Article 4: In their relations with the Royal Government, associations, NGOs and people’s organisations shall:
4.1 Strive to cooperate with the Cambodian people and the Government to rebuild the country and to improve the quality of life of the people;
4.2 Strive to create a culture of mutual respect and openness based on the perspective that associations, NGOs and people’s organizations are important components of any democratic society;
Article 5: Within their own organisations, associations, NGOs and people’s organizations shall:
5.1 Be governed by an independent and well-qualified Board of Directors or Legislative Committee, and a duly constituted Executive Committee, so that they function with transparency, accountability and respect for human rights;
5.2 Solve all problems and conflict on the basis of non-violence
5.3 Prohibit either direct or indirect conflicts of interest by members of the Board of Directors, employees, or volunteers;
5.4 Conduct their affairs with integrity and truthfulness.

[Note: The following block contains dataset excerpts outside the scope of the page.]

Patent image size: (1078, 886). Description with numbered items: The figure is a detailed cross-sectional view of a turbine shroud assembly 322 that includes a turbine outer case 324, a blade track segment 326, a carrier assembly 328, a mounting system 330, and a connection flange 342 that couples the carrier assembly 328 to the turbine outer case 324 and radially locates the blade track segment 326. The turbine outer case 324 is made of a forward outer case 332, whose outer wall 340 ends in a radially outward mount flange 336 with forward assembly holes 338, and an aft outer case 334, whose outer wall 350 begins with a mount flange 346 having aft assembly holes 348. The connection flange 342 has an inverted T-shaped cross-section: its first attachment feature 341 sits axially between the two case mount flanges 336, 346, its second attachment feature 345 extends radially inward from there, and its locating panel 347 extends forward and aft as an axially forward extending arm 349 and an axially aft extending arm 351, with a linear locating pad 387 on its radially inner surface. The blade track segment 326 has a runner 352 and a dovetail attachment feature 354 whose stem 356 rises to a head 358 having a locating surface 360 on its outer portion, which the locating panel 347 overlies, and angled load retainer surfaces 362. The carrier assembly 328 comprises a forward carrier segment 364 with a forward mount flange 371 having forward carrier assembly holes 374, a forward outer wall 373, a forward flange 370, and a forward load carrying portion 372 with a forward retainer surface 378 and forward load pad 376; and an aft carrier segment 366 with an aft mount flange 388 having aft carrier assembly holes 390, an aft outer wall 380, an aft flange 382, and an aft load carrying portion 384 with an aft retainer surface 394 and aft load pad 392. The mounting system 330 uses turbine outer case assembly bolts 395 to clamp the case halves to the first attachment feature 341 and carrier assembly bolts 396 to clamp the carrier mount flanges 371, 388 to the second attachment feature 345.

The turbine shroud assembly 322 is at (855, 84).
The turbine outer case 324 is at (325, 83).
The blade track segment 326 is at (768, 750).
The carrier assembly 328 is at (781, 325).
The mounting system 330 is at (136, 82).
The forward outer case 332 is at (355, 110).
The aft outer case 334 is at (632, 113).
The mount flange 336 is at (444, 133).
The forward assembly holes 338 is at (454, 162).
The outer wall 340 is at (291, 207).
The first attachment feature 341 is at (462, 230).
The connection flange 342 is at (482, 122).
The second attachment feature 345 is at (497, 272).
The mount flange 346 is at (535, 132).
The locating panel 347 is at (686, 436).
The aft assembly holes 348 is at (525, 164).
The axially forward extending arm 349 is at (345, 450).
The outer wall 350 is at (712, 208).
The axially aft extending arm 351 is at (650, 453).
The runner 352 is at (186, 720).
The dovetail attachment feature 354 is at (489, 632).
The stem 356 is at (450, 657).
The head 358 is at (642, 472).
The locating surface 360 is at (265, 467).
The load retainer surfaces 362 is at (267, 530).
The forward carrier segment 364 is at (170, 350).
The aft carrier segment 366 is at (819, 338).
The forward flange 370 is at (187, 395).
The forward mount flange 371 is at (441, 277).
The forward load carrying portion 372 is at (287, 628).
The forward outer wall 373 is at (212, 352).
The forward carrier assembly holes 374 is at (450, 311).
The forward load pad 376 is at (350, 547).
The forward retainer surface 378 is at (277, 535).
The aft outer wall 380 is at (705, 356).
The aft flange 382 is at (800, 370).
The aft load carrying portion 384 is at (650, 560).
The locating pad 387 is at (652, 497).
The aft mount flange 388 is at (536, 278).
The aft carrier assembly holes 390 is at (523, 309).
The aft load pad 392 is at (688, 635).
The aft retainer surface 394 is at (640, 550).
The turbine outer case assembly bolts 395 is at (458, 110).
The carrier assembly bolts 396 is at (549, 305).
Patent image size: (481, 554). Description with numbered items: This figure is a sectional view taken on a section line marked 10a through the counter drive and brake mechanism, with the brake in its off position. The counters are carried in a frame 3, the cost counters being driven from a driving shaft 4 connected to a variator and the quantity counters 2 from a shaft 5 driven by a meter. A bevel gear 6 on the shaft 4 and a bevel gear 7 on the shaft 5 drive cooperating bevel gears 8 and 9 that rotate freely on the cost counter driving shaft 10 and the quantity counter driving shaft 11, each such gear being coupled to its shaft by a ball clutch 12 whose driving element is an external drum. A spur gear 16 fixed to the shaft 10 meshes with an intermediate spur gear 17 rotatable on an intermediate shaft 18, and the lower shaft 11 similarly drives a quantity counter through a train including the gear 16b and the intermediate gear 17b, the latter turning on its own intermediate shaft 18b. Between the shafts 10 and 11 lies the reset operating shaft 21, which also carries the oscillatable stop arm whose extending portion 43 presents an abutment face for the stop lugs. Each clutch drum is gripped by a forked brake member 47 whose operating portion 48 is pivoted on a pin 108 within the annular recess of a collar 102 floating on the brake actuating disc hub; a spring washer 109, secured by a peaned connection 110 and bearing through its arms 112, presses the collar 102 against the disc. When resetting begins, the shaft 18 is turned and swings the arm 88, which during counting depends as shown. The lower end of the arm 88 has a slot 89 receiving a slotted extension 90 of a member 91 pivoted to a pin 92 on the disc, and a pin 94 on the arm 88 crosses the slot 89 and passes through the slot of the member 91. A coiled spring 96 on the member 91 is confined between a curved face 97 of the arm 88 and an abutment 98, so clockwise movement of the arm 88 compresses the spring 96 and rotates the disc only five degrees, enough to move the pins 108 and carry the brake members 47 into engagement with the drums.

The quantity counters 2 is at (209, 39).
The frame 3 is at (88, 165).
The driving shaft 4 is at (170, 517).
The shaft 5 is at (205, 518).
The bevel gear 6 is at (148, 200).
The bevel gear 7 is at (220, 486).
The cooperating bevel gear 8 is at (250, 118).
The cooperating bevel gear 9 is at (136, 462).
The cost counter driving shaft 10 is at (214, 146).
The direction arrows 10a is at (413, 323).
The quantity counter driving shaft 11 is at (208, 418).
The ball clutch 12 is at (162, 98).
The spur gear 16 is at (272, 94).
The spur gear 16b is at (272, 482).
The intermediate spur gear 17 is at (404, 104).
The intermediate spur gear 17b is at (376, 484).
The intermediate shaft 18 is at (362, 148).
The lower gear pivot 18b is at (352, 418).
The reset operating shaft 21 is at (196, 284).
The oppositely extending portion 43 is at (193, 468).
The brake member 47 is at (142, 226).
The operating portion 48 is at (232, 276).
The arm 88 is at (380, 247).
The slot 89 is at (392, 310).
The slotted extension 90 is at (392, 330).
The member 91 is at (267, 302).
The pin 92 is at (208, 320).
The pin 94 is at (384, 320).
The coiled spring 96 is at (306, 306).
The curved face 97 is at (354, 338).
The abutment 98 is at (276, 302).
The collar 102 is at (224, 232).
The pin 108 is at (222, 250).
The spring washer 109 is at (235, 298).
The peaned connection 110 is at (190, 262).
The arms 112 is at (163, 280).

Their activities shall be open and accessible to scrutiny by their donors, except for personnel matters and proprietary information;
5.5 Strongly oppose and take no part in corruption, bribery, other financial impropriety or any illegal acts;
5.7 Recognise that all of their activities impact on the public perception of the community of associations, NGOs and people’s organisations, and that they share a significant responsibility to enhance the public trust;
5.8 Provide avenues for individual growth and development of staff;
5.9 Provide just compensation and promote the rights and welfare of all employees;
5.10 Strive to promote participatory and democratic management practices.